Micah Alpaugh
Andrew W. Mellon Postdoctoral Fellow in the Humanities
2011—2012 Forum on Adaptations
Micah Alpaugh
History
Ph.D., University of California, Irvine
Protest in the Age of Democratic Revolutions: London, Boston and Paris Compared, 1750-1795
Popular protest in mid-to-late eighteenth-century London, Boston, and Paris developed using surprisingly similar—and predominantly peaceful—techniques. As political contestations (the Wilkite movement in London, pre-Revolutionary contestations in Boston, and Revolutionary movements in Paris) developed, each group of radical protesters used emerging notions of popular sovereignty to gain voice in the period's controversies. In each campaign, with explicit references to the prior examples, protesters innovated political demonstrations, banquets, petition campaigns, mass-meetings, and occasionally popular insurrections to help influence the political process. All except the last typically remained physically nonviolent.

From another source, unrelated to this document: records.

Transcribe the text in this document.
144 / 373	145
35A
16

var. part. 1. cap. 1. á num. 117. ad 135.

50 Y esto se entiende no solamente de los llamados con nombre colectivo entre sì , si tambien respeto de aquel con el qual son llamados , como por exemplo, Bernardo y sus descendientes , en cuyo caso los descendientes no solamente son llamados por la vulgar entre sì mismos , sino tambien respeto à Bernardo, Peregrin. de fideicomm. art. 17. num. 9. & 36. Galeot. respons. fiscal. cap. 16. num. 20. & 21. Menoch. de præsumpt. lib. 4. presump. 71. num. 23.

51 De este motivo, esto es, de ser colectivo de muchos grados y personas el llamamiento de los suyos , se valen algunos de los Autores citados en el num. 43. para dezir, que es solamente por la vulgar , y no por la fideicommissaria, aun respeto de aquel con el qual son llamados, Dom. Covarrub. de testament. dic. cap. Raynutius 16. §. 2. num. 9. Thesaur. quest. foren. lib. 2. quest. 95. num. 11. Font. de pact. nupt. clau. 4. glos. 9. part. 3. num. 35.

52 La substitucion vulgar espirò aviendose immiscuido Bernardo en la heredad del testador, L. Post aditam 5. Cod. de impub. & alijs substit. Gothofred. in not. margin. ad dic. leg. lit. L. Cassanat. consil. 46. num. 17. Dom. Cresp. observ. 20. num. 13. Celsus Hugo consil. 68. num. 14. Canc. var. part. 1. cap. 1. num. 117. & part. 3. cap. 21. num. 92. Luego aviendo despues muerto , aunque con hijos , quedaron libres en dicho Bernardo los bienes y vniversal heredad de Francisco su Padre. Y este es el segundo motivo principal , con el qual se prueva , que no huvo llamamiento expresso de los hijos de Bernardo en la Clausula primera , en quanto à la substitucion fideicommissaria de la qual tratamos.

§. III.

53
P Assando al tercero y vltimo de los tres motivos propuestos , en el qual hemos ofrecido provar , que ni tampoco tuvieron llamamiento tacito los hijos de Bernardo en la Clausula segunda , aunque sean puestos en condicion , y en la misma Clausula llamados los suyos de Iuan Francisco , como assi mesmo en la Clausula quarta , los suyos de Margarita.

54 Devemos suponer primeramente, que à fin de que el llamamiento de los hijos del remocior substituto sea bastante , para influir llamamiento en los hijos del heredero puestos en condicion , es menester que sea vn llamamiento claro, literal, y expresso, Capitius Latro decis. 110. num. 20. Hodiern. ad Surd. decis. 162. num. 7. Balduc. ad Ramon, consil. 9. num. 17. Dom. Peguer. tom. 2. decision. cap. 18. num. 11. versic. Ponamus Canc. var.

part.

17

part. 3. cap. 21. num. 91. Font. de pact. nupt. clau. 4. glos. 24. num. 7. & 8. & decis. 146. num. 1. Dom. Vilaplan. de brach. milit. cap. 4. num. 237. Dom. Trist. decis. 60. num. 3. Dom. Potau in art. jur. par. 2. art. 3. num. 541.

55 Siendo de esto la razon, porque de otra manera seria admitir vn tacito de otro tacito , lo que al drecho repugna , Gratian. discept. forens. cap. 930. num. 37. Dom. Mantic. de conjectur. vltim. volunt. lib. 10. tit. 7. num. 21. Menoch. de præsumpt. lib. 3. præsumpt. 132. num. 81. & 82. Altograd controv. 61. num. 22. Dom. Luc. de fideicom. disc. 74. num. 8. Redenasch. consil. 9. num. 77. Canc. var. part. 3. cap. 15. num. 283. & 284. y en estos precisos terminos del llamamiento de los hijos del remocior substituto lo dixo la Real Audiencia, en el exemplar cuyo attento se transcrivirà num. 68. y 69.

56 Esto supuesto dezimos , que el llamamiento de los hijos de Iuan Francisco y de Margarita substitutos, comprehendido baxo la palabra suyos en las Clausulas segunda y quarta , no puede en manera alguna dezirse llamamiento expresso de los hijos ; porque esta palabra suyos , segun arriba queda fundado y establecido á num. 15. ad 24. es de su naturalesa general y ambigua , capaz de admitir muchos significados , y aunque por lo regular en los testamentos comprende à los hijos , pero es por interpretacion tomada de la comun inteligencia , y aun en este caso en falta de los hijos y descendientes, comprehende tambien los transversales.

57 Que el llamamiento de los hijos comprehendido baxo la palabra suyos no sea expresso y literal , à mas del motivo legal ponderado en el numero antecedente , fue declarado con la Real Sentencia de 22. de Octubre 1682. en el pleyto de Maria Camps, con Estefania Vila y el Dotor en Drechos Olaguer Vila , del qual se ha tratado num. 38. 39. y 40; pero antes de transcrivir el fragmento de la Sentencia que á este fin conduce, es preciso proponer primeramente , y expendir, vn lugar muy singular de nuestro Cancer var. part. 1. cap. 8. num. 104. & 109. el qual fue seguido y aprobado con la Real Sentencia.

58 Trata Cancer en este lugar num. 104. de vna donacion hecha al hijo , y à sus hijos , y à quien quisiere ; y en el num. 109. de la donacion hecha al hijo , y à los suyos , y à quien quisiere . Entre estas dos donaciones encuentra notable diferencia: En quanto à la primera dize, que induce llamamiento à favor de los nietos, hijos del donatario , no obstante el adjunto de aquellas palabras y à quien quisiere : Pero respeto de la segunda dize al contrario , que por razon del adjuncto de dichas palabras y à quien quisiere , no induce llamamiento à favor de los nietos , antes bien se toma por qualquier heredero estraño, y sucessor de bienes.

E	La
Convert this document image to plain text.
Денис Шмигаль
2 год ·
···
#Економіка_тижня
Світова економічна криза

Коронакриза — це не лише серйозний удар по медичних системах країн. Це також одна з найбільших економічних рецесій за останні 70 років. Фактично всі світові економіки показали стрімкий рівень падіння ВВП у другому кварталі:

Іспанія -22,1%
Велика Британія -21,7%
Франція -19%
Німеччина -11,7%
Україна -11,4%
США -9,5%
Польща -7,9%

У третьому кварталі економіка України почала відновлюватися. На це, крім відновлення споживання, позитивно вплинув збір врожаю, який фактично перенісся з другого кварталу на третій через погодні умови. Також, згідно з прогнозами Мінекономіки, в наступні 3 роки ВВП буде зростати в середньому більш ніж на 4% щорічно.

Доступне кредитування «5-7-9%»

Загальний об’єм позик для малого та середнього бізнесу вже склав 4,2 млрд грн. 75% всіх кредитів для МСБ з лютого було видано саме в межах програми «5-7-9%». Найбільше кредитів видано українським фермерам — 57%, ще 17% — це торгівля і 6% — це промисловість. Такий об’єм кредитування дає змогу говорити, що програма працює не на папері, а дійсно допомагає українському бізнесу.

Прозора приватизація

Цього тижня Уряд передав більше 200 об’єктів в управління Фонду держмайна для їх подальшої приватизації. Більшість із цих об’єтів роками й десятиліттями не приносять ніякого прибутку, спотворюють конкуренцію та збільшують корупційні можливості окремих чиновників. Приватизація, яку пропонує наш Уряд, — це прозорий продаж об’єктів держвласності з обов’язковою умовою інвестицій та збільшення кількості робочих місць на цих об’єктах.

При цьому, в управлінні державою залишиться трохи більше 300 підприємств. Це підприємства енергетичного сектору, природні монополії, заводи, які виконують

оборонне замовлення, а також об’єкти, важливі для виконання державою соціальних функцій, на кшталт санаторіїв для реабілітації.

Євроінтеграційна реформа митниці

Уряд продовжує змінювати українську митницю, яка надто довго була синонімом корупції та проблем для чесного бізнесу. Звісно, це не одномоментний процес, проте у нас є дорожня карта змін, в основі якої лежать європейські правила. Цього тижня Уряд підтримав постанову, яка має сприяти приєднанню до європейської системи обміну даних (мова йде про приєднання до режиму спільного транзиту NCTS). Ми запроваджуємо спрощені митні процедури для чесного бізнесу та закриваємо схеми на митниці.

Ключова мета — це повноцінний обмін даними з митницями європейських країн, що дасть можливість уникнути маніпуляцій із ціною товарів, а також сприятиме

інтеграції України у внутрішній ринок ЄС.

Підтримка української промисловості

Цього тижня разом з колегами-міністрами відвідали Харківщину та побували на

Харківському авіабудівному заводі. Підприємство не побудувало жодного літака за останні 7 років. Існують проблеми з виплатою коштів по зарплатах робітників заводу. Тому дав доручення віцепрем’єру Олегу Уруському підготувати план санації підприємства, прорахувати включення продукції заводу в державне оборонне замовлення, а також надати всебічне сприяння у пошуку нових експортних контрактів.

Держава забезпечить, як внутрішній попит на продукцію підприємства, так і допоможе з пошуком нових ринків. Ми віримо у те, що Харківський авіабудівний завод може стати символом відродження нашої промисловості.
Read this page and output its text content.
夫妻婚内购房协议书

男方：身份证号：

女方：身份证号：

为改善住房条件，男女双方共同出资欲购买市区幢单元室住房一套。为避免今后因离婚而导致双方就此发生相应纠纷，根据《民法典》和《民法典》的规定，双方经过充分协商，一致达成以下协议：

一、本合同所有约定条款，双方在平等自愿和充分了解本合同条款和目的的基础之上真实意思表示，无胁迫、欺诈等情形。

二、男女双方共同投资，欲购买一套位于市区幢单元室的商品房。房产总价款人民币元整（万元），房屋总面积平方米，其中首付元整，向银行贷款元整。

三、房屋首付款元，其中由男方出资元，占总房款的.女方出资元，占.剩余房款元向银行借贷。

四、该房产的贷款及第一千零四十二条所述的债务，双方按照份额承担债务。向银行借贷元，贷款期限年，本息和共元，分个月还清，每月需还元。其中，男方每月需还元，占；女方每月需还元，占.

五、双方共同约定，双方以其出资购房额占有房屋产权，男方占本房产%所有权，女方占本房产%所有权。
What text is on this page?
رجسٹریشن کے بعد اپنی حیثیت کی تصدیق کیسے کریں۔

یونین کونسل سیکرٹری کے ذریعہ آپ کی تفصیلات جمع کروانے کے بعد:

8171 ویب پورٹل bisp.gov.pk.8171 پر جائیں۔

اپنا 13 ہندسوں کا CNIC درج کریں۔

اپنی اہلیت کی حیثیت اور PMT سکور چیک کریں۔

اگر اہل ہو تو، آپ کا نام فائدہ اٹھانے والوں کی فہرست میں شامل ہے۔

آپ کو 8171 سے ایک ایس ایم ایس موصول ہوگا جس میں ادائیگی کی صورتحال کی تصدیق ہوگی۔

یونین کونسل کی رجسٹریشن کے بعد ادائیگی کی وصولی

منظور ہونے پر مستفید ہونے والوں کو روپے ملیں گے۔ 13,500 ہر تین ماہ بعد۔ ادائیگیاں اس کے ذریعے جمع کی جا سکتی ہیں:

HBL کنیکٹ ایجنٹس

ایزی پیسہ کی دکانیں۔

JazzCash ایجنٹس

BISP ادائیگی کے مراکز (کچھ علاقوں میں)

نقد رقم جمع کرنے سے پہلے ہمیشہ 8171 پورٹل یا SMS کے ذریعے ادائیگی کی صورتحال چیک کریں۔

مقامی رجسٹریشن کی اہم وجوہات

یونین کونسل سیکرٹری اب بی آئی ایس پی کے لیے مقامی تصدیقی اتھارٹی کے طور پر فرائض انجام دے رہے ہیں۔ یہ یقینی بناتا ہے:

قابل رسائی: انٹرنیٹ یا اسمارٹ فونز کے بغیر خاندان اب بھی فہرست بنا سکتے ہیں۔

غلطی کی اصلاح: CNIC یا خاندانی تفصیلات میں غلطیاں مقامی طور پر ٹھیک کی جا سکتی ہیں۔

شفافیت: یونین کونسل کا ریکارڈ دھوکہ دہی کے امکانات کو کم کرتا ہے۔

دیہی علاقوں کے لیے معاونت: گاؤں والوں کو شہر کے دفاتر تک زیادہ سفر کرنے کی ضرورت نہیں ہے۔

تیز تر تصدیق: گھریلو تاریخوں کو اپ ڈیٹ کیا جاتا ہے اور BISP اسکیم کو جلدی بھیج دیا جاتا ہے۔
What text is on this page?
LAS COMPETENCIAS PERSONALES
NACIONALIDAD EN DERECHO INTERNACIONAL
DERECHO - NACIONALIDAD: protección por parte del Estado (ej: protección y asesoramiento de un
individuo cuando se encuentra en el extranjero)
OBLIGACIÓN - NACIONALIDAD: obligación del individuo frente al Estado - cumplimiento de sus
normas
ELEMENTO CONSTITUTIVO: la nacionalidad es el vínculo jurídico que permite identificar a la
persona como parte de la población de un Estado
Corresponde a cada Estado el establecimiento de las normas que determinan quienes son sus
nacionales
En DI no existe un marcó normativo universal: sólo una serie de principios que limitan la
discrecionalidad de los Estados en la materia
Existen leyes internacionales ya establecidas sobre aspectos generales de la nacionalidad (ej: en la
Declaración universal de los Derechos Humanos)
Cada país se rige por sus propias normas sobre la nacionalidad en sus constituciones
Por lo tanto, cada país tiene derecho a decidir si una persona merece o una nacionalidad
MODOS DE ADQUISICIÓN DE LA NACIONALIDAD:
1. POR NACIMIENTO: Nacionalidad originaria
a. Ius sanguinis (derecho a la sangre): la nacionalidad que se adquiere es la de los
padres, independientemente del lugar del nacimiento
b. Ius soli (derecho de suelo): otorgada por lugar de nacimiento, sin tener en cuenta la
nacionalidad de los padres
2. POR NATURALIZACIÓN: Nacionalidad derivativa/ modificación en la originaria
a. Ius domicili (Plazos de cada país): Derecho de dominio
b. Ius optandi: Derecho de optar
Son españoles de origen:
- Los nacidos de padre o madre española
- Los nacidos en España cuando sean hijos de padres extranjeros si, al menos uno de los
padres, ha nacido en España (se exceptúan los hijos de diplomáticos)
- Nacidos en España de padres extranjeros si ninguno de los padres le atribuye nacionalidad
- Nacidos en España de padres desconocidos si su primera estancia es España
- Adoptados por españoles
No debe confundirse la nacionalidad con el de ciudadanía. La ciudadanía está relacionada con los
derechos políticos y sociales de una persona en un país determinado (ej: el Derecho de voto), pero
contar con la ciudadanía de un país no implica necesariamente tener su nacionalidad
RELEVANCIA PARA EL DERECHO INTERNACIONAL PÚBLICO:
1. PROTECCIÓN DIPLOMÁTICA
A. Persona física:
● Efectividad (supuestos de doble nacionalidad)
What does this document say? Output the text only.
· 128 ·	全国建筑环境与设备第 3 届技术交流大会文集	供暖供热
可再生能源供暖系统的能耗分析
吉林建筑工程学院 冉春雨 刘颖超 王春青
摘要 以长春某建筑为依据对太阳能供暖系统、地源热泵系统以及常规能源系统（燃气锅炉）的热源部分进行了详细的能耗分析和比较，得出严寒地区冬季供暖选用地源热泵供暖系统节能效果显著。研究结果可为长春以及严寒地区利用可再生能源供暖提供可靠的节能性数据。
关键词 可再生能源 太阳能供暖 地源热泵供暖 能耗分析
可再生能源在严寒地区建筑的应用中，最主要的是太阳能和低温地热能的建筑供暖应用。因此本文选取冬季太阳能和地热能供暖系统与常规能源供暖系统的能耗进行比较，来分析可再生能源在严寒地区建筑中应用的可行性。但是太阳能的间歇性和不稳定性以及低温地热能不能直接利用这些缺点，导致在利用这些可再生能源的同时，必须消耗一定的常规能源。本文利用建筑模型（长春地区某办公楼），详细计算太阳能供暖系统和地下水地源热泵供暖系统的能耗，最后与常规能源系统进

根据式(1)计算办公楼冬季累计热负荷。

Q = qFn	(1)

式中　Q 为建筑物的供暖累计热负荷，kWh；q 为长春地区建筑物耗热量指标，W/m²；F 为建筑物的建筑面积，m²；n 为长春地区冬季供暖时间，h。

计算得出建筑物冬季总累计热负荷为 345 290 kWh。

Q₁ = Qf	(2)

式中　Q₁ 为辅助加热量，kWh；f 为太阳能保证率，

This study aims to be the first to place all three movements in comparative perspective, thereby gaining insight into the adaptations of eighteenth-century popular radicalism across different contexts, and attempting to understand to what extent such movements were cosmopolitan and universalist in practice. Through examining newspapers, pamphlets, personal letters and journals, official reports, and other contemporary sources, I hope to reconstruct a broad picture of the strategies and methods of the three protest campaigns, and the extent to which they borrowed from international (or indeed transatlantic) examples.